Bloomberg: "Mueller, in his partially redacted 448-page report released on Thursday, laid out a tapestry of contacts between Trump associates and Russian officials and their emissaries before and during the 2016 campaign. The interactions ranged from potential real estate deals in Moscow to the Trump campaign chairman Paul Manafort handing off private polling data to an associate with ties to Russian intelligence."
"The investigation established multiple links between Trump campaign officials and individuals tied to the Russian government," Mueller wrote in the report. Although the campaign actively sought the help of Russians -- and even thought it would “benefit electorally” from the stolen emails -- it didn’t reach any criminal agreement with the Russians to break the law, Mueller wrote."

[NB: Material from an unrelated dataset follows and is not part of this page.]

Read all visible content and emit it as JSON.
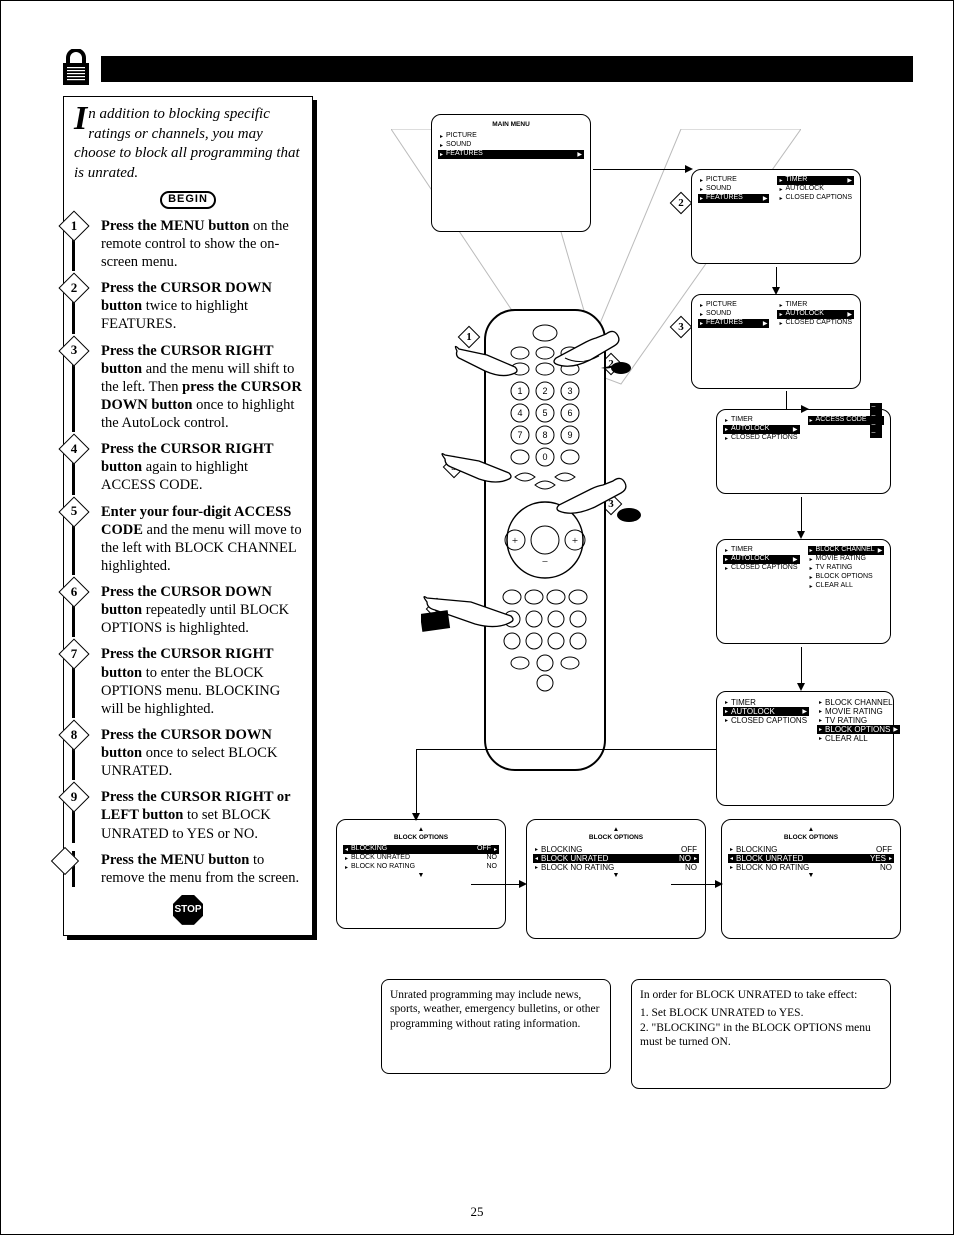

Trump sought and welcomed Putin's help, but there was never a bargain or agreement regarding Russian assistance. Putin had decided to help Trump for his own purposes, without a quid pro quo or coordinated strategy. It may be reprehensible to seek the help of a hostile foreign power to win an election, but there is no specific criminal statute that prevents it.

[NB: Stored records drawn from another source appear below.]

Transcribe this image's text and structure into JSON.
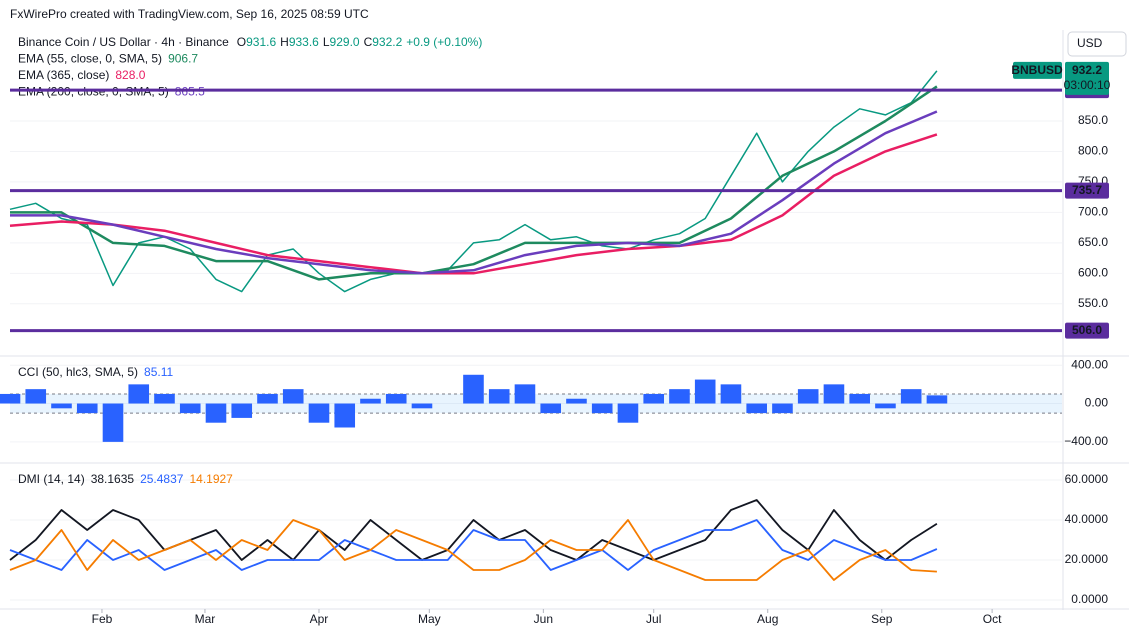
{
  "header": "FxWirePro created with TradingView.com, Sep 16, 2025 08:59 UTC",
  "currency": "USD",
  "chart_data": [
    {
      "type": "line",
      "title": "Binance Coin / US Dollar · 4h · Binance",
      "ohlc": [
        {
          "prefix": "O",
          "value": 931.6
        },
        {
          "prefix": "H",
          "value": 933.6
        },
        {
          "prefix": "L",
          "value": 929,
          "label": "929.0"
        },
        {
          "prefix": "C",
          "value": 932.2
        }
      ],
      "change": "+0.9 (+0.10%)",
      "countdown": "03:00:10",
      "xlim": [
        6,
        292
      ],
      "ylim": [
        466,
        996
      ],
      "yticks": [
        {
          "value": 550,
          "label": "550.0"
        },
        {
          "value": 600,
          "label": "600.0"
        },
        {
          "value": 650,
          "label": "650.0"
        },
        {
          "value": 700,
          "label": "700.0"
        },
        {
          "value": 750,
          "label": "750.0"
        },
        {
          "value": 800,
          "label": "800.0"
        },
        {
          "value": 850,
          "label": "850.0"
        }
      ],
      "levels": [
        {
          "value": 900.7
        },
        {
          "value": 735.7
        },
        {
          "value": 506,
          "label": "506.0"
        }
      ],
      "level_color": "#5b2d9e",
      "series": [
        {
          "name": "BNBUSD",
          "color": "#089981",
          "x": [
            6,
            13,
            20,
            27,
            34,
            41,
            48,
            55,
            62,
            69,
            76,
            83,
            90,
            97,
            104,
            111,
            118,
            125,
            132,
            139,
            146,
            153,
            160,
            167,
            174,
            181,
            188,
            195,
            202,
            209,
            216,
            223,
            230,
            237,
            244,
            251,
            258
          ],
          "values": [
            705,
            715,
            690,
            680,
            580,
            650,
            660,
            640,
            590,
            570,
            630,
            640,
            600,
            570,
            590,
            600,
            600,
            605,
            650,
            655,
            680,
            655,
            660,
            645,
            640,
            655,
            665,
            690,
            760,
            830,
            750,
            800,
            840,
            870,
            860,
            880,
            932.2
          ]
        },
        {
          "name": "EMA (55, close, 0, SMA, 5)",
          "color": "#1e8a5f",
          "x": [
            6,
            20,
            34,
            48,
            62,
            76,
            90,
            104,
            118,
            132,
            146,
            160,
            174,
            188,
            202,
            216,
            230,
            244,
            258
          ],
          "values": [
            700,
            700,
            650,
            645,
            620,
            620,
            590,
            600,
            600,
            615,
            650,
            650,
            650,
            650,
            690,
            760,
            800,
            850,
            906.7
          ]
        },
        {
          "name": "EMA (365, close)",
          "color": "#e91e63",
          "x": [
            6,
            20,
            34,
            48,
            62,
            76,
            90,
            104,
            118,
            132,
            146,
            160,
            174,
            188,
            202,
            216,
            230,
            244,
            258
          ],
          "values": [
            678,
            685,
            680,
            670,
            650,
            630,
            620,
            610,
            600,
            600,
            615,
            630,
            640,
            645,
            655,
            695,
            760,
            800,
            828
          ],
          "value_labels": [
            null,
            null,
            null,
            null,
            null,
            null,
            null,
            null,
            null,
            null,
            null,
            null,
            null,
            null,
            null,
            null,
            null,
            null,
            "828.0"
          ]
        },
        {
          "name": "EMA (200, close, 0, SMA, 5)",
          "color": "#6a3dbd",
          "x": [
            6,
            20,
            34,
            48,
            62,
            76,
            90,
            104,
            118,
            132,
            146,
            160,
            174,
            188,
            202,
            216,
            230,
            244,
            258
          ],
          "values": [
            695,
            695,
            680,
            660,
            640,
            625,
            615,
            605,
            600,
            605,
            630,
            645,
            650,
            645,
            665,
            720,
            780,
            830,
            865.5
          ]
        }
      ]
    },
    {
      "type": "bar",
      "title": "CCI (50, hlc3, SMA, 5)",
      "color": "#2962ff",
      "xlim": [
        6,
        292
      ],
      "ylim": [
        -610,
        475
      ],
      "yticks": [
        {
          "value": 400,
          "label": "400.00"
        },
        {
          "value": 0,
          "label": "0.00"
        },
        {
          "value": -400,
          "label": "−400.00"
        }
      ],
      "band": [
        -100,
        100
      ],
      "x": [
        6,
        13,
        20,
        27,
        34,
        41,
        48,
        55,
        62,
        69,
        76,
        83,
        90,
        97,
        104,
        111,
        118,
        125,
        132,
        139,
        146,
        153,
        160,
        167,
        174,
        181,
        188,
        195,
        202,
        209,
        216,
        223,
        230,
        237,
        244,
        251,
        258
      ],
      "values": [
        100,
        150,
        -50,
        -100,
        -400,
        200,
        100,
        -100,
        -200,
        -150,
        100,
        150,
        -200,
        -250,
        50,
        100,
        -50,
        0,
        300,
        150,
        200,
        -100,
        50,
        -100,
        -200,
        100,
        150,
        250,
        200,
        -100,
        -100,
        150,
        200,
        100,
        -50,
        150,
        85.11
      ]
    },
    {
      "type": "line",
      "title": "DMI (14, 14)",
      "xlim": [
        6,
        292
      ],
      "ylim": [
        -4,
        67.5
      ],
      "yticks": [
        {
          "value": 0,
          "label": "0.0000"
        },
        {
          "value": 20,
          "label": "20.0000"
        },
        {
          "value": 40,
          "label": "40.0000"
        },
        {
          "value": 60,
          "label": "60.0000"
        }
      ],
      "xticks": [
        {
          "value": 31,
          "label": "Feb"
        },
        {
          "value": 59,
          "label": "Mar"
        },
        {
          "value": 90,
          "label": "Apr"
        },
        {
          "value": 120,
          "label": "May"
        },
        {
          "value": 151,
          "label": "Jun"
        },
        {
          "value": 181,
          "label": "Jul"
        },
        {
          "value": 212,
          "label": "Aug"
        },
        {
          "value": 243,
          "label": "Sep"
        },
        {
          "value": 273,
          "label": "Oct"
        }
      ],
      "series": [
        {
          "color": "#131722",
          "x": [
            6,
            13,
            20,
            27,
            34,
            41,
            48,
            55,
            62,
            69,
            76,
            83,
            90,
            97,
            104,
            111,
            118,
            125,
            132,
            139,
            146,
            153,
            160,
            167,
            174,
            181,
            188,
            195,
            202,
            209,
            216,
            223,
            230,
            237,
            244,
            251,
            258
          ],
          "values": [
            20,
            30,
            45,
            35,
            45,
            40,
            25,
            30,
            35,
            20,
            30,
            20,
            35,
            25,
            40,
            30,
            20,
            25,
            40,
            30,
            35,
            25,
            20,
            30,
            25,
            20,
            25,
            30,
            45,
            50,
            35,
            25,
            45,
            30,
            20,
            30,
            38.1635
          ]
        },
        {
          "color": "#2962ff",
          "x": [
            6,
            13,
            20,
            27,
            34,
            41,
            48,
            55,
            62,
            69,
            76,
            83,
            90,
            97,
            104,
            111,
            118,
            125,
            132,
            139,
            146,
            153,
            160,
            167,
            174,
            181,
            188,
            195,
            202,
            209,
            216,
            223,
            230,
            237,
            244,
            251,
            258
          ],
          "values": [
            25,
            20,
            15,
            30,
            20,
            25,
            15,
            20,
            25,
            15,
            20,
            20,
            20,
            30,
            25,
            20,
            20,
            20,
            35,
            30,
            30,
            15,
            20,
            25,
            15,
            25,
            30,
            35,
            35,
            40,
            25,
            20,
            30,
            25,
            20,
            20,
            25.4837
          ]
        },
        {
          "color": "#f57c00",
          "x": [
            6,
            13,
            20,
            27,
            34,
            41,
            48,
            55,
            62,
            69,
            76,
            83,
            90,
            97,
            104,
            111,
            118,
            125,
            132,
            139,
            146,
            153,
            160,
            167,
            174,
            181,
            188,
            195,
            202,
            209,
            216,
            223,
            230,
            237,
            244,
            251,
            258
          ],
          "values": [
            15,
            20,
            35,
            15,
            30,
            20,
            25,
            30,
            20,
            30,
            25,
            40,
            35,
            20,
            25,
            35,
            30,
            25,
            15,
            15,
            20,
            30,
            25,
            25,
            40,
            20,
            15,
            10,
            10,
            10,
            20,
            25,
            10,
            20,
            25,
            15,
            14.1927
          ]
        }
      ]
    }
  ]
}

3. Mueller found plenty of evidence that the President tried to obstruct justice, but he was careful in his choice of words.
Mueller Report: "If we had confidence after a thorough investigation of the facts that the president clearly did not commit obstruction of justice, we would so state...... Based on the facts and the applicable legal standards however we are unable to reach that judgment. The evidence we obtained about the president's actions and intent presents difficult issues that prevent us from conclusively determining that no criminal conduct occurred."
Attorney General William Barr's decision not to pursue an obstruction case is a political decision and generally irrelevant to an understanding of what happened.
NPR: "On obstruction, Mueller's team found a lot of evidence for it. The report points to 10 separate instances of the president's attempts to slow down investigations or oust officials such as Mueller or then-Attorney General Jeff Sessions. Trump, though, was thwarted at times by those close to him, aides and allies who decided for either legal or political reasons not to follow through on the president's requests."
"The most notable example was Don McGahn, Trump's White House lawyer, refusing to lean on Deputy Attorney General Rod Rosenstein to fire Mueller. He decided "that he would resign rather than trigger what he regarded as a potential Saturday Night Massacre," according to the report."
In the end, the President may be saved from impeachment by officials in his administration who refused to follow his orders.
The Mueller Report: “The President’s efforts to influence the investigation were mostly unsuccessful, but that is largely because the persons who surrounded the President declined to carry out orders or accede to his requests.”
So, where do we stand now. Democrats must first obtain the unredacted version of the report and decide on impeachment. It's doubtful that they will select that course without some hope that enough Republicans in the Senate could be convinced to convict on the House's Articles of Impeachment. That is quite unlikely unless there are some bombshells within the investigations that Mueller handed off to other prosecutors to pursue.
A better plan would be to lay out a case to voters that Donald Trump has defiled the Presidency and that the Democratic Party will repair America's image, unite us around common goals and restore the nation's global leadership.